On Aug 19, 2009, at 11:09 AM, Roy Zhang wrote:
I'm using MEEP to deal with a problem which require a model with exact epsilon value in each pixel.

However, as you know, MEEP will modified the model automatically to average the epsilon value at the surface of different kinds of dielects. Such situation is not allowed in my simulation. I just wondered how can I turn off the anisotropic averaging function, because it seems that although I've already tried 'eps-averaging' in ctl mode and 'set_epsilon' in C++ mode, the averaging is still can be found in output files.

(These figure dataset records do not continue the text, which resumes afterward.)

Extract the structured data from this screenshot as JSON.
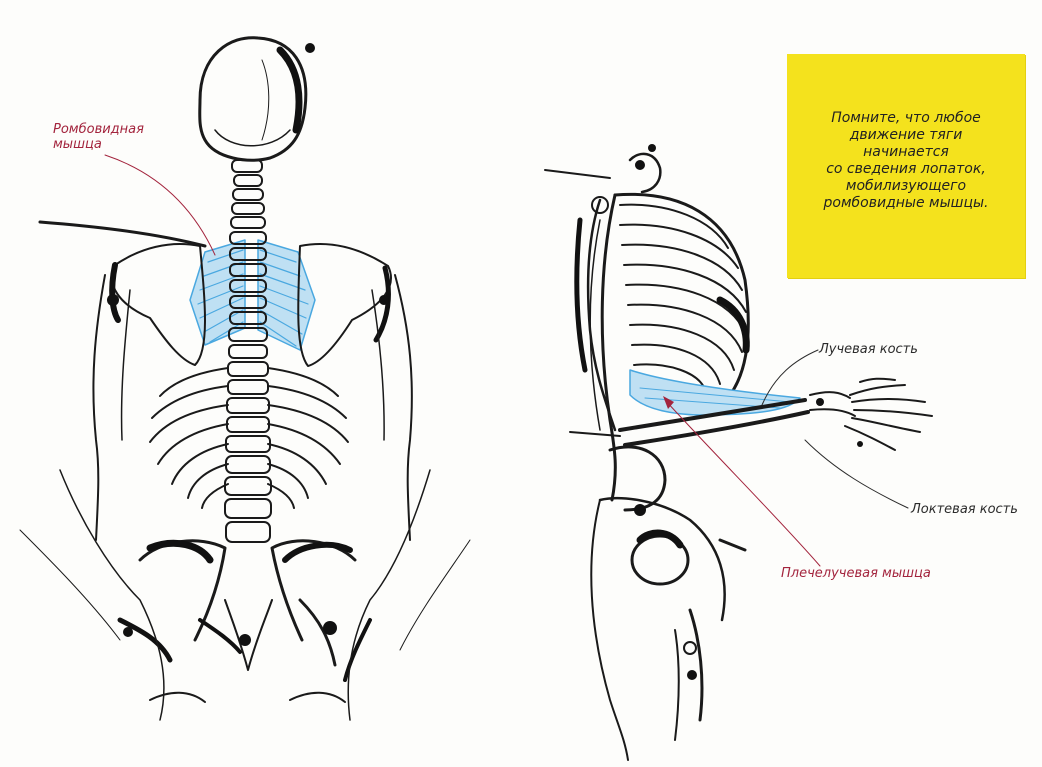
{
  "labels": {
    "rhomboid": [
      "Ромбовидная",
      "мышца"
    ],
    "radius": "Лучевая кость",
    "ulna": "Локтевая кость",
    "brachioradialis": "Плечелучевая мышца"
  },
  "note": {
    "lines": [
      "Помните, что любое",
      "движение тяги",
      "начинается",
      "со сведения лопаток,",
      "мобилизующего",
      "ромбовидные мышцы."
    ]
  },
  "colors": {
    "ink": "#1a1a1a",
    "muscle_blue": "#4aa8e0",
    "label_red": "#a3243d",
    "note_yellow": "#f4e21d"
  }
}
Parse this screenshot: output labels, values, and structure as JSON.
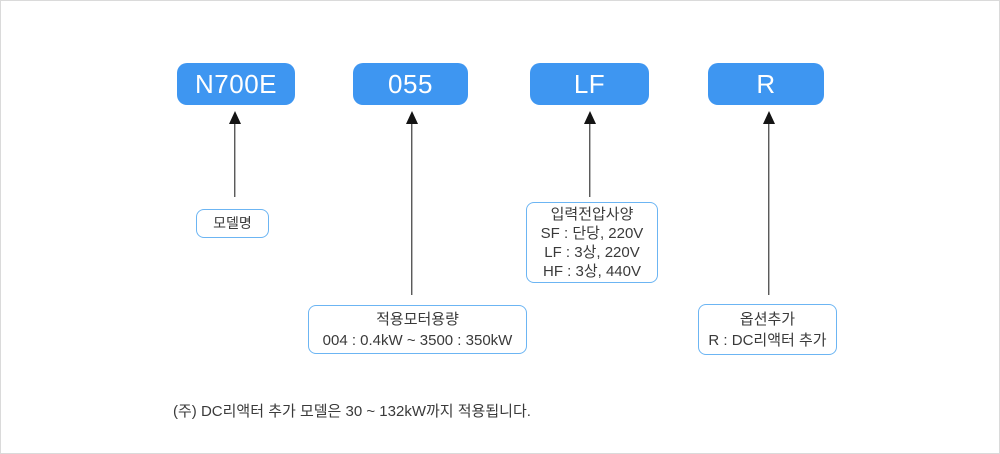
{
  "diagram": {
    "title_hint": "N700E inverter model naming code diagram",
    "segments": [
      {
        "code": "N700E",
        "label_title": "모델명",
        "label_lines": []
      },
      {
        "code": "055",
        "label_title": "적용모터용량",
        "label_lines": [
          "004 : 0.4kW ~ 3500 : 350kW"
        ]
      },
      {
        "code": "LF",
        "label_title": "입력전압사양",
        "label_lines": [
          "SF : 단당, 220V",
          "LF : 3상, 220V",
          "HF : 3상, 440V"
        ]
      },
      {
        "code": "R",
        "label_title": "옵션추가",
        "label_lines": [
          "R : DC리액터 추가"
        ]
      }
    ],
    "footnote": "(주) DC리액터 추가 모델은 30 ~ 132kW까지 적용됩니다.",
    "colors": {
      "code_box_bg": "#3e96f1",
      "code_box_text": "#ffffff",
      "label_border": "#6cb5f3",
      "text": "#3a3a3a",
      "arrow": "#141414",
      "page_border": "#dadada"
    }
  }
}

Can I turn off this function just by setting some parameters in MEEP or do I have to modified the source code of MEEP? This really troubles me a lot.

This has been covered on the mailing list before:

http://article.gmane.org/gmane.comp.science.electromagnetism.meep.general/1720

When you set eps-averaging? to false, Meep performs no smoothing and simply samples your dielectric function at each pixel (resulting in "staircased" structures). However, when it outputs to an HDF5 file it has to interpolate from the staggered Yee grid onto the center of each pixel. This is not an "averaging" within the simulation itself, but is a form of averaging in the HDF5 output only.

However, stepping back from your question for a moment, I want to be sure that you know what you are doing.

Realize that FDTD algorithms (like Meep) are not solving Maxwell's equations, they are solving a discretized approximation to Maxwell's equations. So, it is usually nonsense to ask for the "exact" discontinuous epsilon function, because whatever you put in is not exact by virtue of the fact that it has been sampled into difference equations on a grid. The real question is (usually) how one can make the discretized solution converge as quickly as possible to the solution of the exact Maxwell's equations as you increase the resolution. A major motivation of the subpixel smoothing is that it generally makes the solutions converge *faster* to the solutions of the exact Maxwell's equation with discontinuous materials than doing no smoothing at all. (See our papers.)